Pentingnya daerah Karawang tidak hanya pada masa Kerajaan Tarumanegara dan masa berkembangnya Islam. Sebagai daerah yang subur sangat wajar bila menarik minat asing untuk datang dan bermukim seperti misalnya pendatang dari Cina dan Eropa.
Pada masa kolonial Belanda, Karawang sangat berperan bagi pemerintah kolonial khususnya sebagai lumbung padi.
Stasiun Kerawang
Stasiun Kereta api Kerawang (https://heritage.kereta-api.co.id)
Stasiun Karawang (KW) adalah stasiun kereta api yang terletak di Jl. Arif Rahman Hakim, Nagasari, Karawang Barat, Karawang, Propinsi Jawa Barat. Stasiun yang terletak pada ketinggian +16 m ini termasuk dalam Daerah Operasi I Jakarta. Saat ini Stasiun Karawang hanya melayani naik turun penumpang kereta api lokal Jakarta – Purwakarta pp. Ke arah barat KA menuju Tanjung Priok berangkat dari stasiun ini jam 05.33 dan 12.57, menuju Jakarta Kota jam 06.21 dan 06.25, sedangkan menuju Pasar Senen jam 18.01. Ke arah timur menuju Purwakarta jam 10.44, 15.37, dan 19.21; sedangkan jam 18.13 hanya sampai Cikampek.

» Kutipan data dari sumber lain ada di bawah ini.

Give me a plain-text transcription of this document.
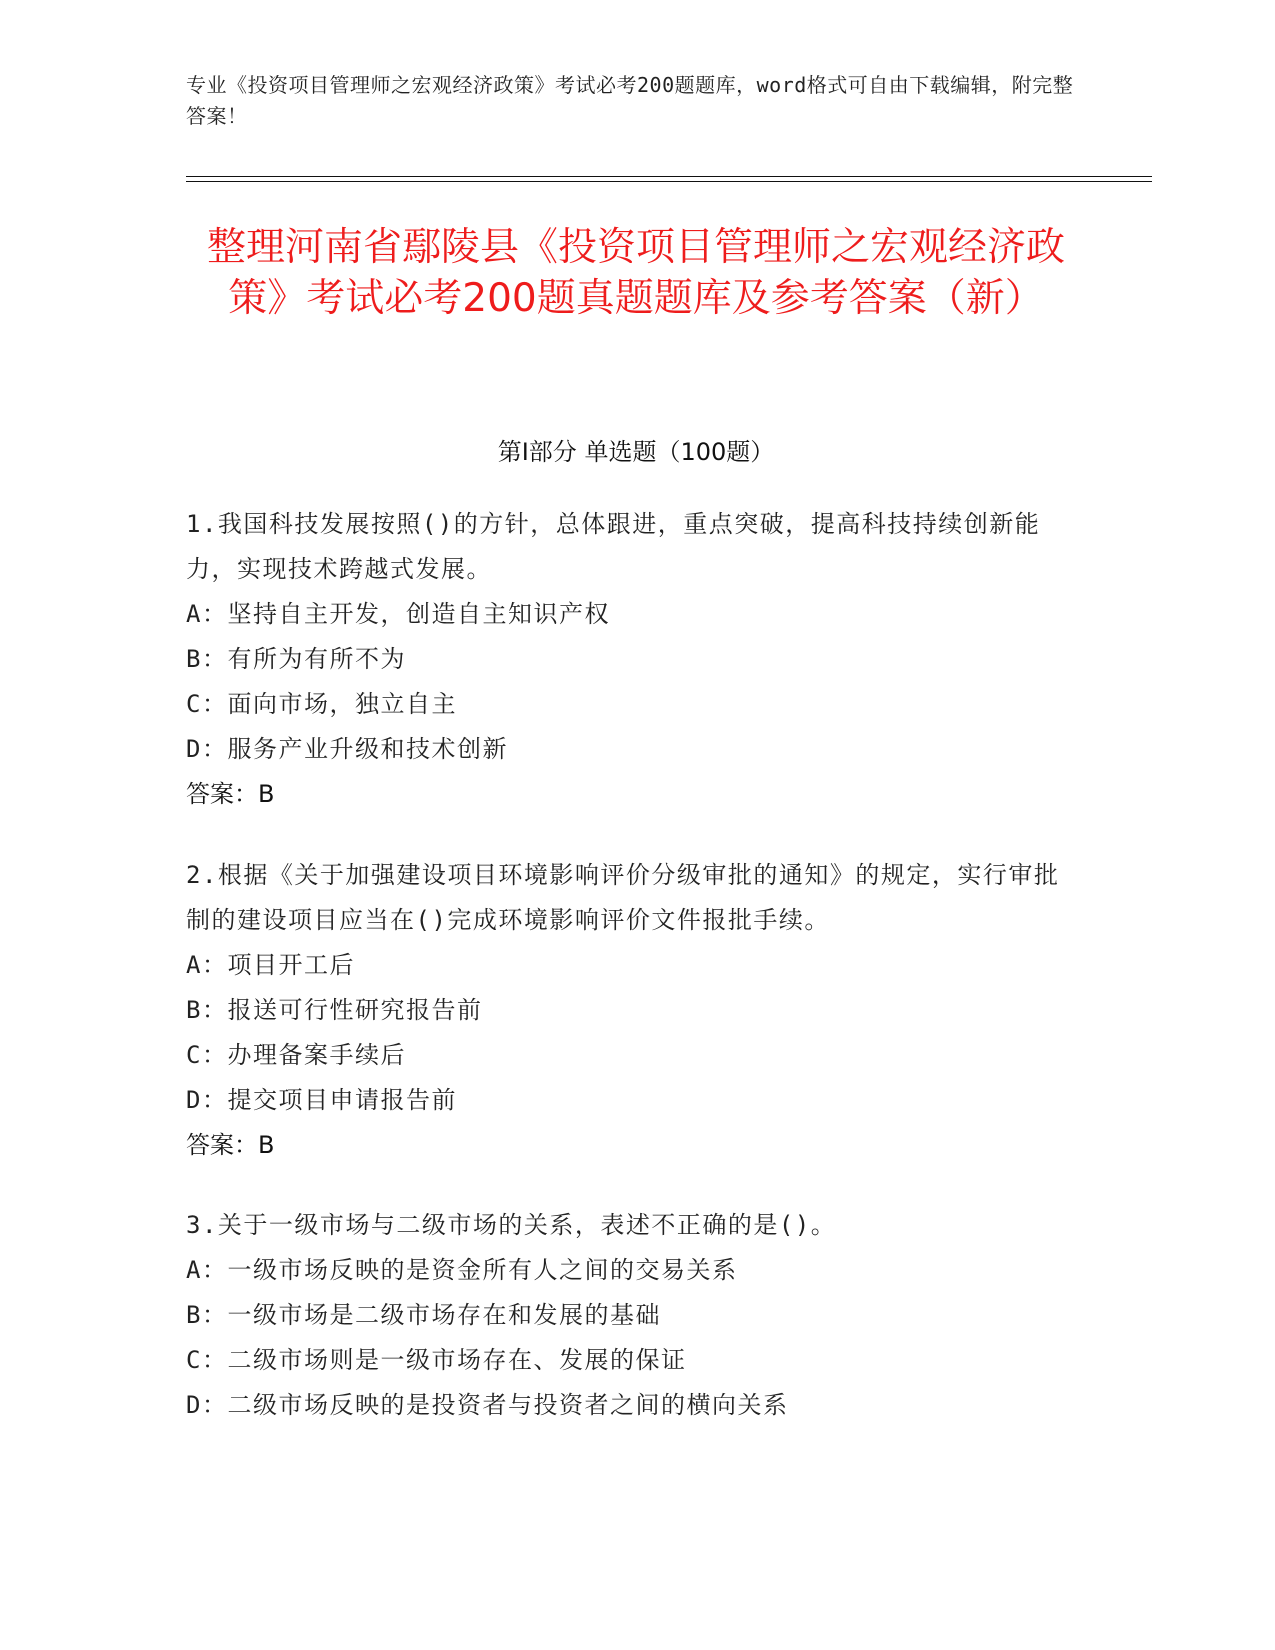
专业《投资项目管理师之宏观经济政策》考试必考200题题库，word格式可自由下载编辑，附完整答案！
整理河南省鄢陵县《投资项目管理师之宏观经济政策》考试必考200题真题题库及参考答案（新）
第I部分 单选题（100题）
1.我国科技发展按照()的方针，总体跟进，重点突破，提高科技持续创新能力，实现技术跨越式发展。
A：坚持自主开发，创造自主知识产权
B：有所为有所不为
C：面向市场，独立自主
D：服务产业升级和技术创新
答案：B
2.根据《关于加强建设项目环境影响评价分级审批的通知》的规定，实行审批制的建设项目应当在()完成环境影响评价文件报批手续。
A：项目开工后
B：报送可行性研究报告前
C：办理备案手续后
D：提交项目申请报告前
答案：B
3.关于一级市场与二级市场的关系，表述不正确的是()。
A：一级市场反映的是资金所有人之间的交易关系
B：一级市场是二级市场存在和发展的基础
C：二级市场则是一级市场存在、发展的保证
D：二级市场反映的是投资者与投资者之间的横向关系
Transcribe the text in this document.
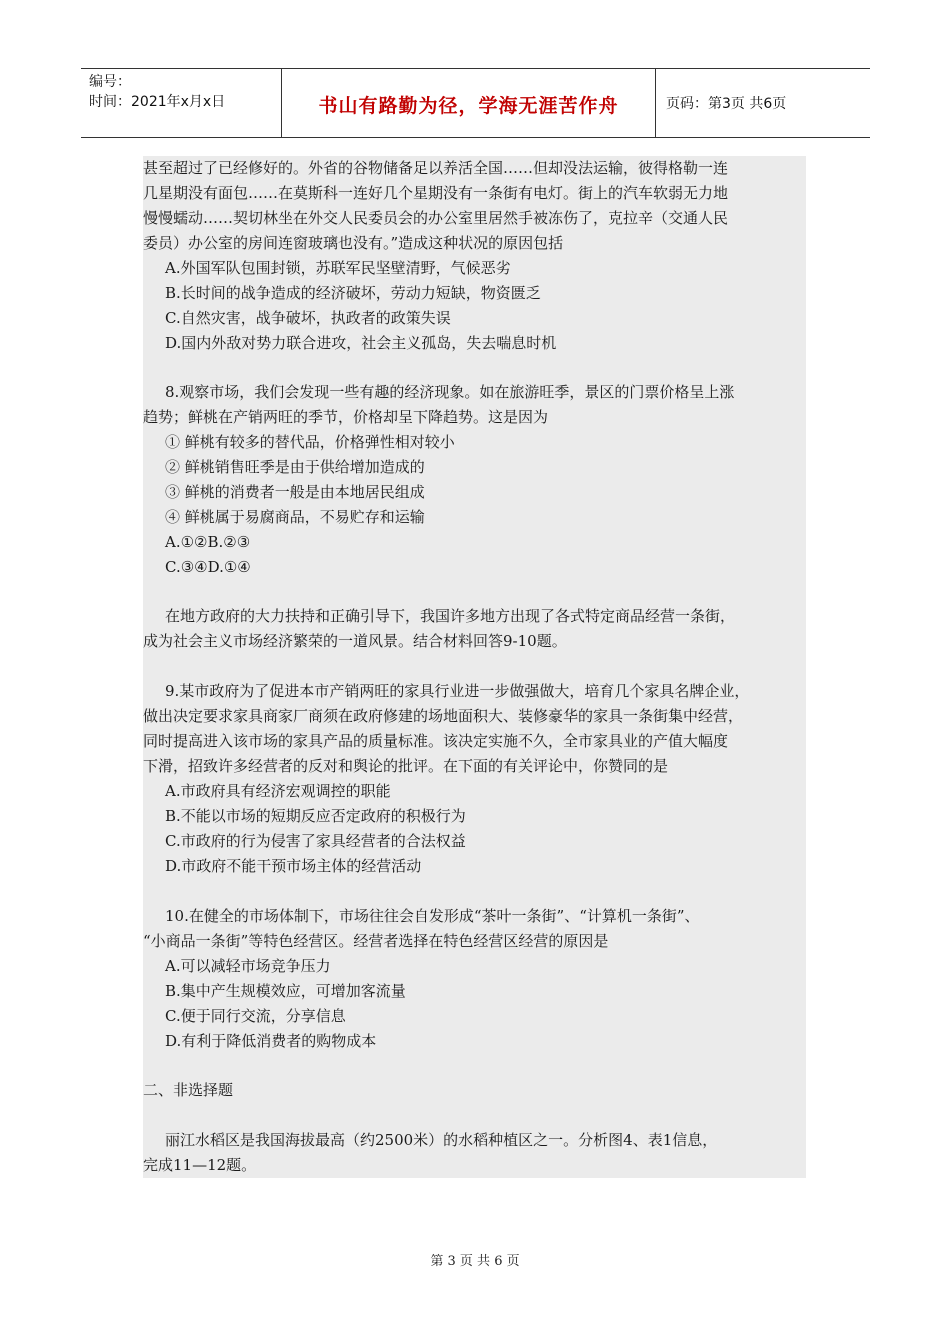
编号：
时间：2021年x月x日	书山有路勤为径，学海无涯苦作舟	页码：第3页 共6页
甚至超过了已经修好的。外省的谷物储备足以养活全国……但却没法运输，彼得格勒一连
几星期没有面包……在莫斯科一连好几个星期没有一条街有电灯。街上的汽车软弱无力地
慢慢蠕动……契切林坐在外交人民委员会的办公室里居然手被冻伤了，克拉辛（交通人民
委员）办公室的房间连窗玻璃也没有。”造成这种状况的原因包括
A.外国军队包围封锁，苏联军民坚壁清野，气候恶劣
B.长时间的战争造成的经济破坏，劳动力短缺，物资匮乏
C.自然灾害，战争破坏，执政者的政策失误
D.国内外敌对势力联合进攻，社会主义孤岛，失去喘息时机
8.观察市场，我们会发现一些有趣的经济现象。如在旅游旺季，景区的门票价格呈上涨
趋势；鲜桃在产销两旺的季节，价格却呈下降趋势。这是因为
① 鲜桃有较多的替代品，价格弹性相对较小
② 鲜桃销售旺季是由于供给增加造成的
③ 鲜桃的消费者一般是由本地居民组成
④ 鲜桃属于易腐商品，不易贮存和运输
A.①②B.②③
C.③④D.①④
在地方政府的大力扶持和正确引导下，我国许多地方出现了各式特定商品经营一条街，
成为社会主义市场经济繁荣的一道风景。结合材料回答9-10题。
9.某市政府为了促进本市产销两旺的家具行业进一步做强做大，培育几个家具名牌企业，
做出决定要求家具商家厂商须在政府修建的场地面积大、装修豪华的家具一条街集中经营，
同时提高进入该市场的家具产品的质量标准。该决定实施不久，全市家具业的产值大幅度
下滑，招致许多经营者的反对和舆论的批评。在下面的有关评论中，你赞同的是
A.市政府具有经济宏观调控的职能
B.不能以市场的短期反应否定政府的积极行为
C.市政府的行为侵害了家具经营者的合法权益
D.市政府不能干预市场主体的经营活动
10.在健全的市场体制下，市场往往会自发形成“茶叶一条街”、“计算机一条街”、
“小商品一条街”等特色经营区。经营者选择在特色经营区经营的原因是
A.可以减轻市场竞争压力
B.集中产生规模效应，可增加客流量
C.便于同行交流，分享信息
D.有利于降低消费者的购物成本
二、非选择题
丽江水稻区是我国海拔最高（约2500米）的水稻种植区之一。分析图4、表1信息，
完成11—12题。
第 3 页 共 6 页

Perusahaan kereta api swasta Bataviasche Ooster-Spoorweg Maatschappij (BOS) yang kemudian tertarik menanamkan modal pada bisnis pengembangan jalur kereta api di Jakarta (Batavia), khususnya bagian timur Jakarta (Batavia) yaitu rute Jakarta-Karawang.

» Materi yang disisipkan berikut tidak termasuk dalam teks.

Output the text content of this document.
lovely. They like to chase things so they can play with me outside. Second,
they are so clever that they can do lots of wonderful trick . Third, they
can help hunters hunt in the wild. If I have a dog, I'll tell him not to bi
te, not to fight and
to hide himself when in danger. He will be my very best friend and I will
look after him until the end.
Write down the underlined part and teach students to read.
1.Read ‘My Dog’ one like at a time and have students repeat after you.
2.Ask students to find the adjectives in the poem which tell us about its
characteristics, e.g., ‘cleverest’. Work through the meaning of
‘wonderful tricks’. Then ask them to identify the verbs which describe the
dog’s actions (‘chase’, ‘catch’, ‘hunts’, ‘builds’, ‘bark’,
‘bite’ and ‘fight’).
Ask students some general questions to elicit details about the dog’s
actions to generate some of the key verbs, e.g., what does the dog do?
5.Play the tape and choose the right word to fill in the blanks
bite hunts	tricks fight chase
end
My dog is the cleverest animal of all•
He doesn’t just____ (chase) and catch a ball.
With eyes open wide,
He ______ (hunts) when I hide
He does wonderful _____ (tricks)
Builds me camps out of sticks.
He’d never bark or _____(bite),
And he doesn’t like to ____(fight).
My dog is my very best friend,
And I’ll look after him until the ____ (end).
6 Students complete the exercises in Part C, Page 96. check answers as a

Pada tahun 1887, jalur Jakarta (Batavia) – Bekasi sepanjang 27 km selesai dibangun kemudian dilanjutkan Jalur Bekasi – Kedungede selesai dibangun pada 1891. Seperti kisah NIS (Nederlandsch-Indische Spoorweg maatschappij), BOS pun mengalami kesulitan keuangan. Akhirnya Pemerintah Hindia Belanda memberi bantuan dana pada BOS untuk menyelesaikan jalur hingga Karawang dan selesai dibangun pada 1898.
Bendungan Walahar
Bendungan Walahar atau Parisdo
Bendungan Walahar, dahulu bernama Parisdo, yang terletak di Desa Walahar, Kecamatan Ciampel, Kabupaten Karawang, Propinsi Jawa Barat ini digunakan sejak tanggal 30 November 1925. Dibangun pada masa penjajahan Belanda, dimana dalam pembangunannya mengandalkan tenaga pribumi. Maka tidak heran jika arsitekturnya mengingatkan kita pada bentuk bangunan sisa penjajahan Belanda lainnya yang masih bisa kita temui di berbagai pelosok tanah air.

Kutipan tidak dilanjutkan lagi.